Balance-sheet and concentration considerations for investors

  • Short-term contract mix supports revenue predictability in certain product lines but raises churn risk if offshore capex slows; the existence of milestone progress payments for longer projects moderates project credit exposure but introduces receivable timing complexity.
  • A working-capital pinch is visible: nominal 30-day payment terms combined with actual payment behavior of 65+ days increases FET’s need for either supply-chain financing or bank liquidity during order books.
  • No single customer exceeds 10% of revenue, which limits concentration risk, but the business remains exposed to sector-wide downturns among large offshore service firms.

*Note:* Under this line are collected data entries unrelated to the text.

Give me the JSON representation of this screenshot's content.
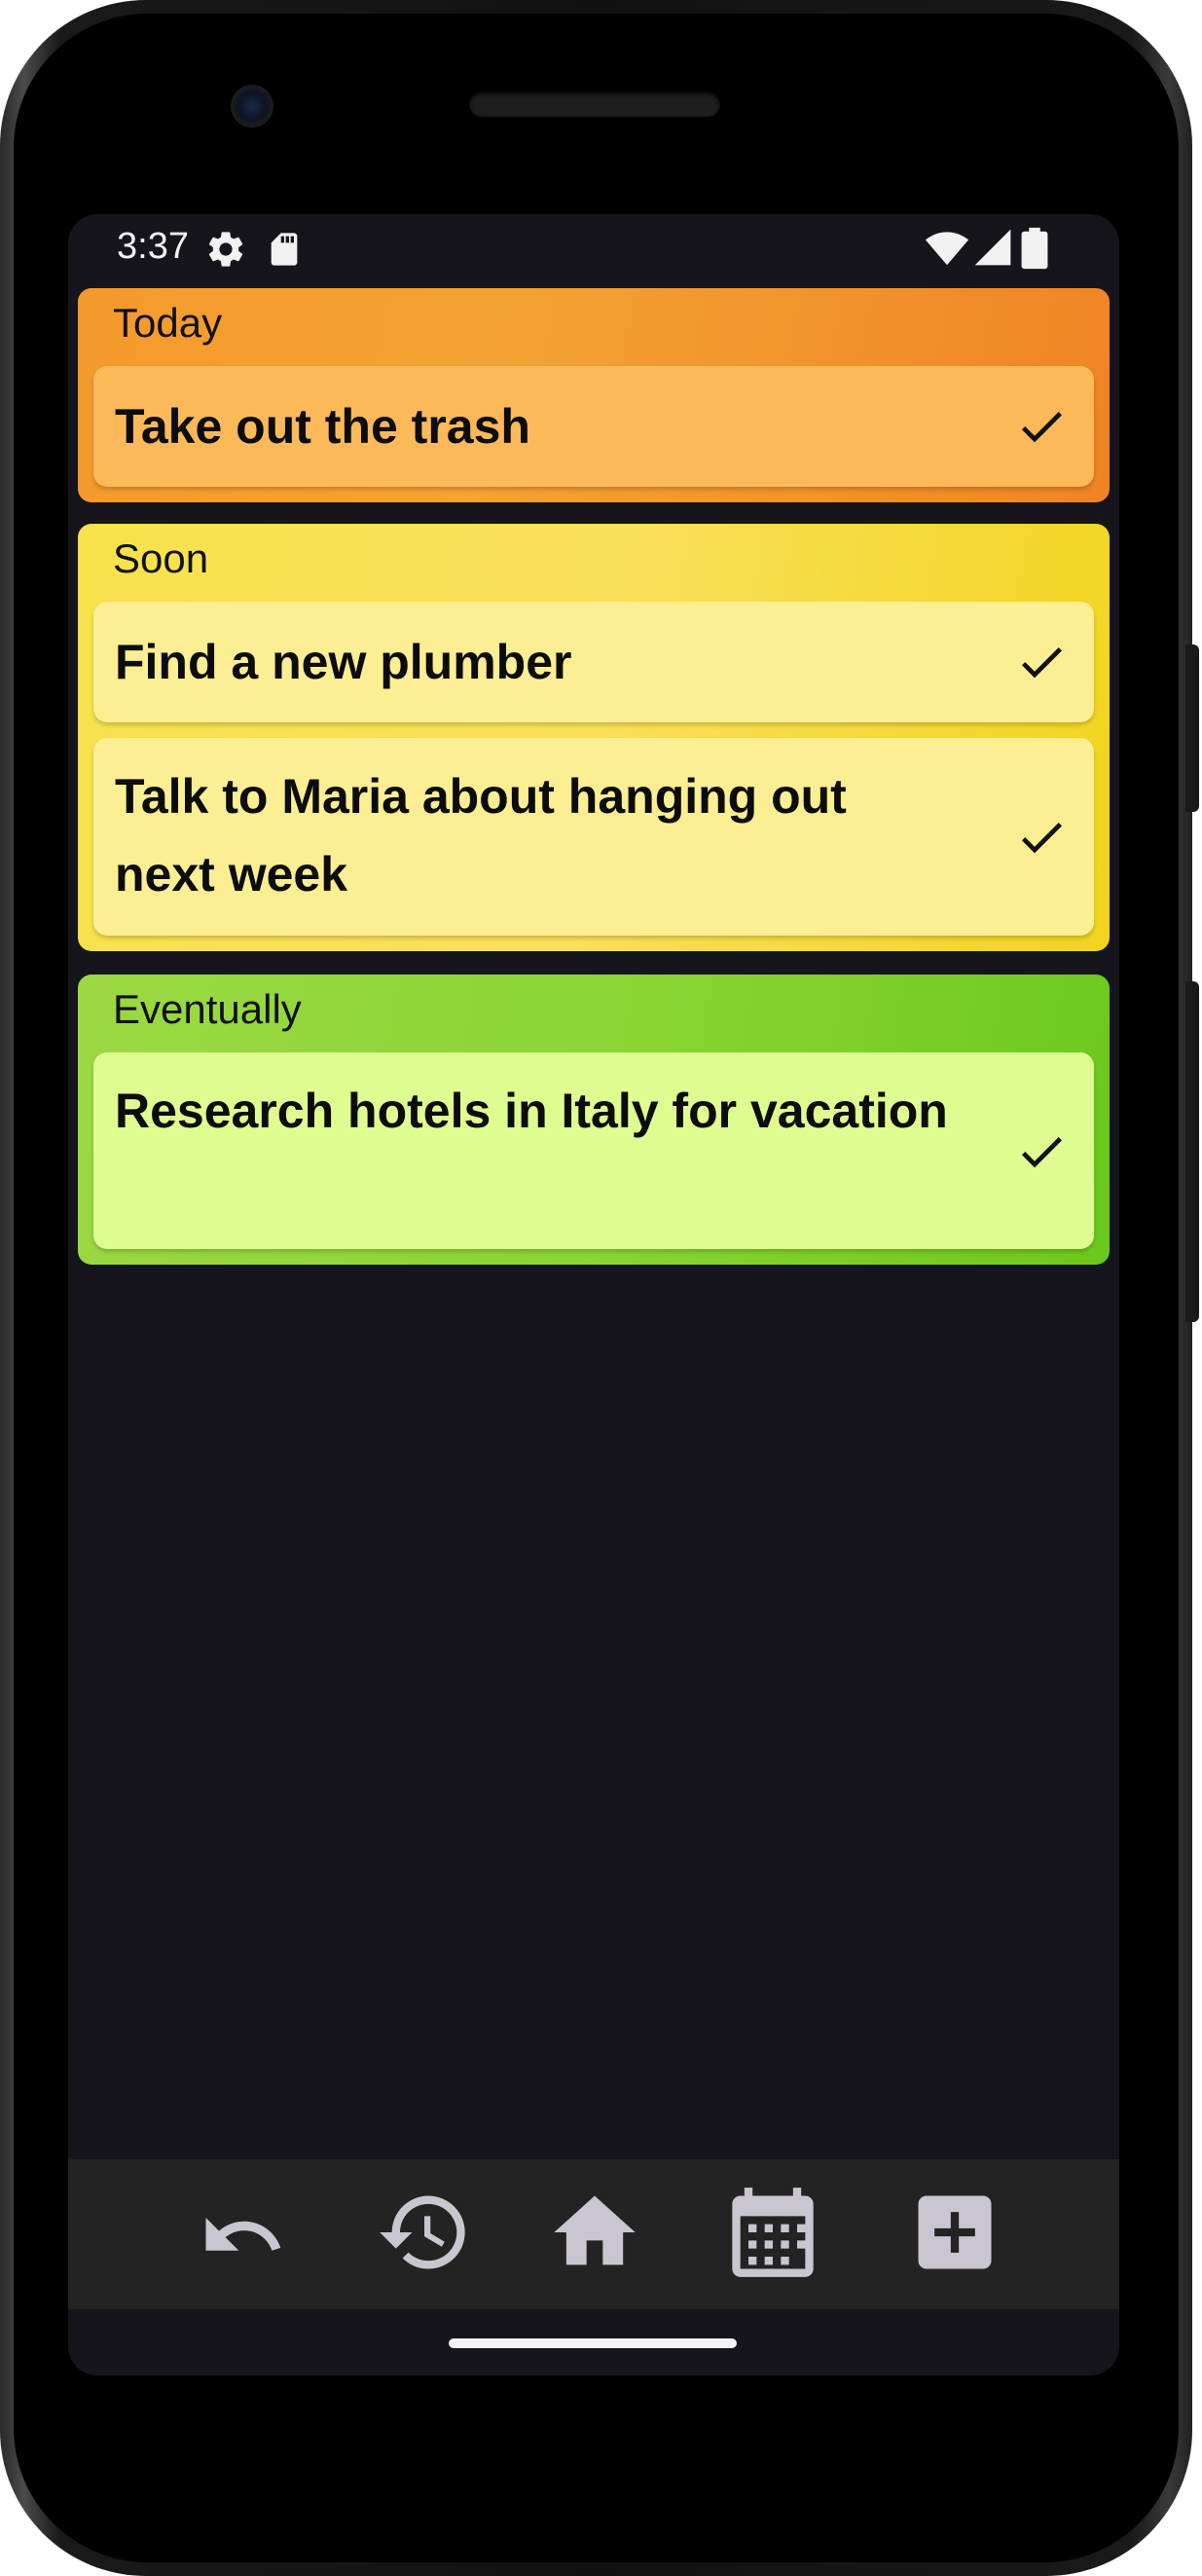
{
  "status_bar": {
    "time": "3:37",
    "left_icons": [
      "settings-gear-icon",
      "sd-card-icon"
    ],
    "right_icons": [
      "wifi-icon",
      "cell-signal-icon",
      "battery-icon"
    ]
  },
  "sections": [
    {
      "title": "Today",
      "color": "#f59a2c",
      "tasks": [
        {
          "text": "Take out the trash"
        }
      ]
    },
    {
      "title": "Soon",
      "color": "#f7e24c",
      "tasks": [
        {
          "text": "Find a new plumber"
        },
        {
          "text": "Talk to Maria about hanging out next week"
        }
      ]
    },
    {
      "title": "Eventually",
      "color": "#8ad634",
      "tasks": [
        {
          "text": "Research hotels in Italy for vacation"
        }
      ]
    }
  ],
  "bottom_nav": {
    "items": [
      "undo-icon",
      "history-icon",
      "home-icon",
      "calendar-icon",
      "add-icon"
    ],
    "icon_color": "#c9c6d2"
  }
}
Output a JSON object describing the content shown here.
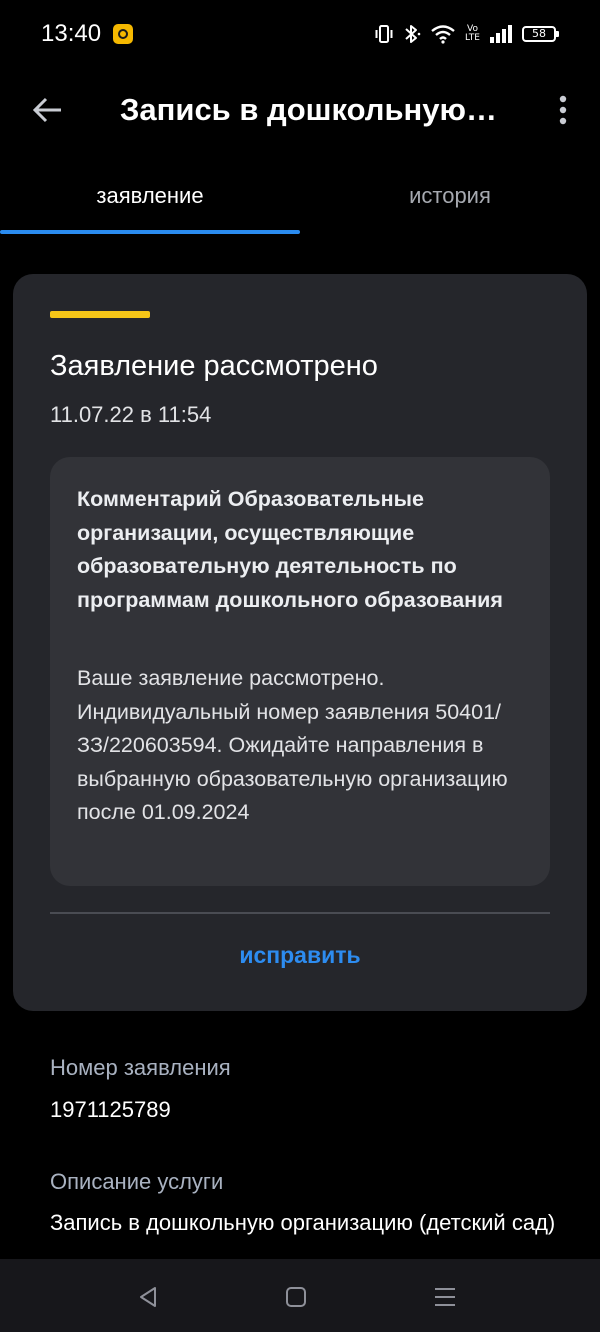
{
  "status_bar": {
    "time": "13:40",
    "battery": "58",
    "network_label": "Vo\nLTE"
  },
  "app_bar": {
    "title": "Запись в дошкольную организацию (детский сад)"
  },
  "tabs": [
    {
      "label": "заявление",
      "active": true
    },
    {
      "label": "история",
      "active": false
    }
  ],
  "status_card": {
    "title": "Заявление рассмотрено",
    "date": "11.07.22 в 11:54",
    "comment_title": "Комментарий Образовательные организации, осуществляющие образовательную деятельность по программам дошкольного образования",
    "comment_text": "Ваше заявление рассмотрено. Индивидуальный номер заявления 50401/ЗЗ/220603594. Ожидайте направления в выбранную образовательную организацию после 01.09.2024",
    "action_label": "исправить",
    "accent_color": "#f5c518"
  },
  "details": [
    {
      "label": "Номер заявления",
      "value": "1971125789"
    },
    {
      "label": "Описание услуги",
      "value": "Запись в дошкольную организацию (детский сад)"
    }
  ],
  "colors": {
    "background": "#000000",
    "card": "#25262b",
    "comment_box": "#323338",
    "accent_blue": "#2a8cf0"
  }
}
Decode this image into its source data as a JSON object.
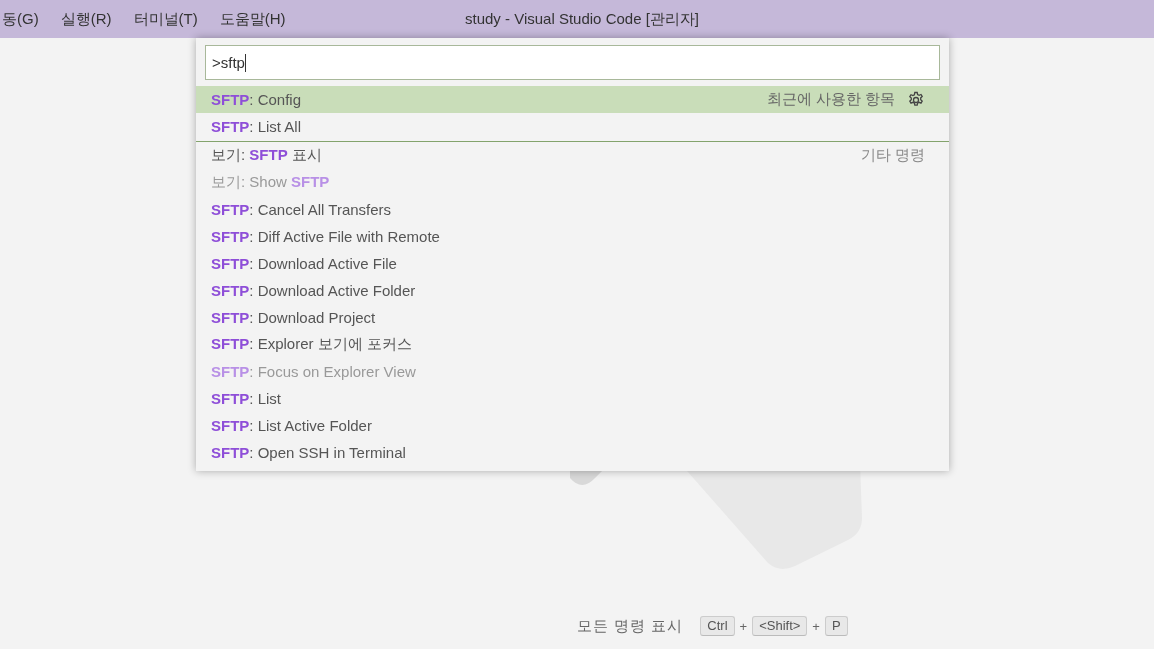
{
  "menu_bar": {
    "items": [
      "동(G)",
      "실행(R)",
      "터미널(T)",
      "도움말(H)"
    ]
  },
  "window": {
    "title": "study - Visual Studio Code [관리자]"
  },
  "command_palette": {
    "input": {
      "value": ">sftp"
    },
    "items": [
      {
        "label": "**SFTP**: Config",
        "selected": true,
        "dimmed": false,
        "group_label": "최근에 사용한 항목",
        "separator_before": false,
        "gear": true
      },
      {
        "label": "**SFTP**: List All",
        "selected": false,
        "dimmed": false,
        "separator_before": false,
        "gear": false
      },
      {
        "label": "보기: **SFTP** 표시",
        "selected": false,
        "dimmed": false,
        "group_label": "기타 명령",
        "separator_before": true,
        "gear": false
      },
      {
        "label": "보기: Show **SFTP**",
        "selected": false,
        "dimmed": true,
        "separator_before": false,
        "gear": false
      },
      {
        "label": "**SFTP**: Cancel All Transfers",
        "selected": false,
        "dimmed": false,
        "separator_before": false,
        "gear": false
      },
      {
        "label": "**SFTP**: Diff Active File with Remote",
        "selected": false,
        "dimmed": false,
        "separator_before": false,
        "gear": false
      },
      {
        "label": "**SFTP**: Download Active File",
        "selected": false,
        "dimmed": false,
        "separator_before": false,
        "gear": false
      },
      {
        "label": "**SFTP**: Download Active Folder",
        "selected": false,
        "dimmed": false,
        "separator_before": false,
        "gear": false
      },
      {
        "label": "**SFTP**: Download Project",
        "selected": false,
        "dimmed": false,
        "separator_before": false,
        "gear": false
      },
      {
        "label": "**SFTP**: Explorer 보기에 포커스",
        "selected": false,
        "dimmed": false,
        "separator_before": false,
        "gear": false
      },
      {
        "label": "**SFTP**: Focus on Explorer View",
        "selected": false,
        "dimmed": true,
        "separator_before": false,
        "gear": false
      },
      {
        "label": "**SFTP**: List",
        "selected": false,
        "dimmed": false,
        "separator_before": false,
        "gear": false
      },
      {
        "label": "**SFTP**: List Active Folder",
        "selected": false,
        "dimmed": false,
        "separator_before": false,
        "gear": false
      },
      {
        "label": "**SFTP**: Open SSH in Terminal",
        "selected": false,
        "dimmed": false,
        "separator_before": false,
        "gear": false
      }
    ]
  },
  "shortcut_hint": {
    "label": "모든 명령 표시",
    "keys": [
      "Ctrl",
      "<Shift>",
      "P"
    ],
    "joiners": [
      "+",
      "+"
    ]
  }
}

Final read: investment implications

Forum Energy is a manufacturing operator with stable industrial margins in a cyclic end market, revenue diversification across geographies and distribution channels, and commercial anchors in large service firms and emerging robotics partners. Key monitoring points for investors are order flow for XLX EVO III ROVs, receivable trends and days-sales-outstanding, and the cadence of milestone payments on longer projects.